Они дошли до угла, торопливо пересекли улицу, где и остановились. Павел молча разглядывал толпу, от последних рядов которой его отделяло метров пятнадцать. «Насколько же разная у людей реакция! – отметил он про себя, разглядывая лица. – Вот молодой плечистый шатен – на лице широкая улыбка, пилотка залихватски сбита набок. Сразу видно – рвется в бой. Уверен в себе и своей армии. Да еще и головой по сторонам вертит – мол, посмотрите, каков я орел. Рядом угрюмо вглядывается в толпу мужик лет тридцати пяти – сорока. И хоть поблескивают у него в петлицах сержантские треугольники, понятно – этот войне совсем не рад. Знать, понюхал уже пороху… Вот нервно поправляет очки человек с внешностью типичного служащего. Этот, в отличие от предыдущих, внимательно слушает оратора на трибуне. Невооруженным глазом заметно, что все происходящее ему в новинку».

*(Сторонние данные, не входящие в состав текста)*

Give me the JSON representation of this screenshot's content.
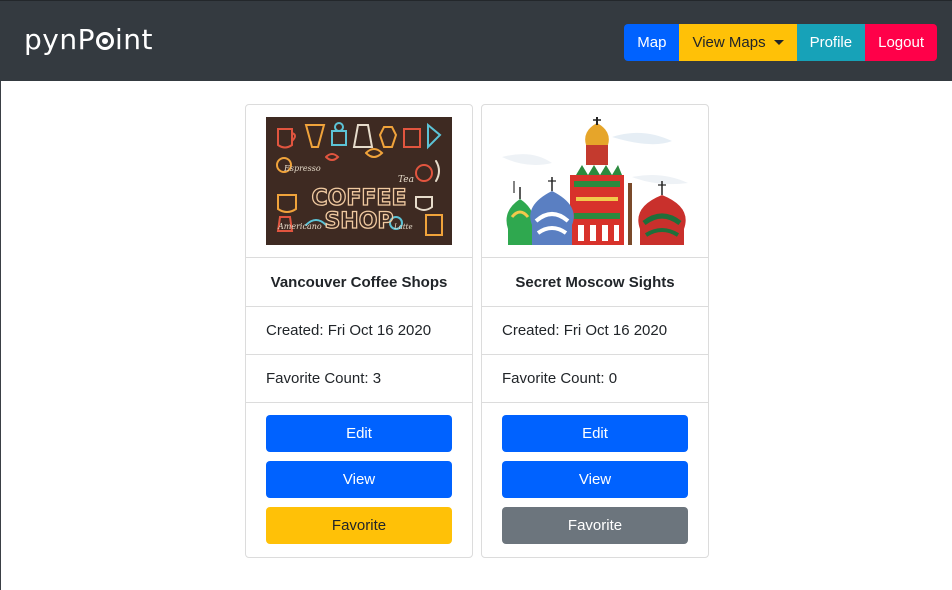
{
  "navbar": {
    "brand": "pynPoint",
    "buttons": {
      "map": "Map",
      "view_maps": "View Maps",
      "profile": "Profile",
      "logout": "Logout"
    }
  },
  "colors": {
    "navbar_bg": "#343a40",
    "primary": "#0062ff",
    "warning": "#ffc107",
    "info": "#17a2b8",
    "danger": "#ff0049",
    "secondary": "#6c757d"
  },
  "cards": [
    {
      "image": "coffee-shop-illustration",
      "image_text": [
        "COFFEE",
        "SHOP",
        "Espresso",
        "Tea",
        "Americano",
        "Latte"
      ],
      "title": "Vancouver Coffee Shops",
      "created": "Created: Fri Oct 16 2020",
      "favorite_count": "Favorite Count: 3",
      "edit": "Edit",
      "view": "View",
      "favorite": "Favorite",
      "favorited": true
    },
    {
      "image": "moscow-cathedral-watercolor",
      "title": "Secret Moscow Sights",
      "created": "Created: Fri Oct 16 2020",
      "favorite_count": "Favorite Count: 0",
      "edit": "Edit",
      "view": "View",
      "favorite": "Favorite",
      "favorited": false
    }
  ]
}
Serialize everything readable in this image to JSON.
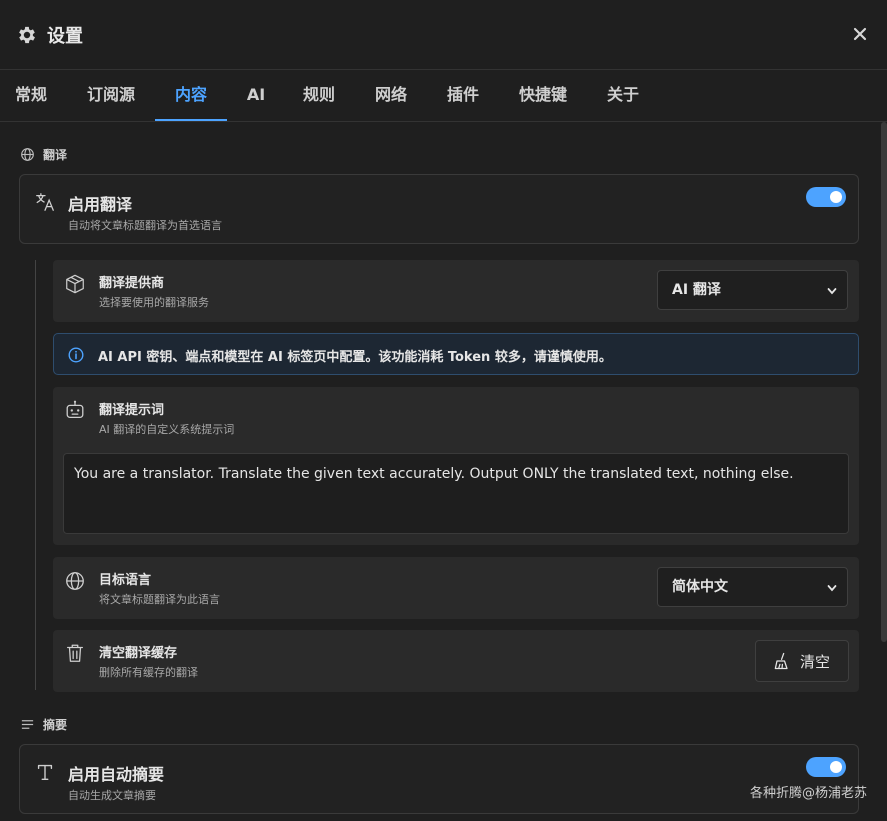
{
  "header": {
    "title": "设置",
    "icon": "gear-icon"
  },
  "tabs": [
    {
      "label": "常规",
      "active": false
    },
    {
      "label": "订阅源",
      "active": false
    },
    {
      "label": "内容",
      "active": true
    },
    {
      "label": "AI",
      "active": false
    },
    {
      "label": "规则",
      "active": false
    },
    {
      "label": "网络",
      "active": false
    },
    {
      "label": "插件",
      "active": false
    },
    {
      "label": "快捷键",
      "active": false
    },
    {
      "label": "关于",
      "active": false
    }
  ],
  "translation": {
    "section_label": "翻译",
    "enable": {
      "title": "启用翻译",
      "desc": "自动将文章标题翻译为首选语言",
      "on": true
    },
    "provider": {
      "title": "翻译提供商",
      "desc": "选择要使用的翻译服务",
      "value": "AI 翻译"
    },
    "info": "AI API 密钥、端点和模型在 AI 标签页中配置。该功能消耗 Token 较多，请谨慎使用。",
    "prompt": {
      "title": "翻译提示词",
      "desc": "AI 翻译的自定义系统提示词",
      "value": "You are a translator. Translate the given text accurately. Output ONLY the translated text, nothing else."
    },
    "target": {
      "title": "目标语言",
      "desc": "将文章标题翻译为此语言",
      "value": "简体中文"
    },
    "clear": {
      "title": "清空翻译缓存",
      "desc": "删除所有缓存的翻译",
      "button": "清空"
    }
  },
  "summary": {
    "section_label": "摘要",
    "enable": {
      "title": "启用自动摘要",
      "desc": "自动生成文章摘要",
      "on": true
    }
  },
  "watermark": "各种折腾@杨浦老苏",
  "colors": {
    "accent": "#4da3ff",
    "annotation_arrow": "#e53935",
    "background": "#1f1f1f"
  }
}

В этот момент выступавший, картинно взмахнув рукой, завершил свое выступление словами из обращения Сталина: «Наше дело правое, враг будет разбит, победа будет за нами!»
«Ура!» военнослужащих слилось с невнятными выкриками и аплодисментами гражданских. В воздух взлетели головные уборы, кто-то начал размахивать флагами – все развивалось по сценарию, ставшему за последние месяцы знакомым. Сейчас оркестр заиграет, подумал Судоплатов, покосившись на группу музыкантов, стоявшую поодаль, у эстакады над железной дорогой. Однако он ошибся – совершенно неожиданно над площадью разнеслось слаженное пение:
Вставай, страна огромная!
Вставай на смертный бой! —
выводили хорошо поставленные мужские голоса.
С фашистской силой темною,
С проклятою ордой.
Нарастающая мелодия словно смыла шум толпы, крики провожающих становились все реже, пока единственным фоном песни не остался слитный топот тысяч ног.
Пусть ярость благородная
вскипает, как волна.
Идет война народная,
Священная война!
– Яша, – облизнув внезапно пересохшие губы, попросил Павел, – дай-ка мне песенник.
Серебрянский от неожиданности мотнул головой – очевидно, песня захватила и его, – молча расстегнул портфель и достал «черную тетрадь». Нет, обложка не поменялась, просто так посчитали более красивым, что ли. И теперь в группе эти два документа сокращенно называли «СТ» и «ЧТ».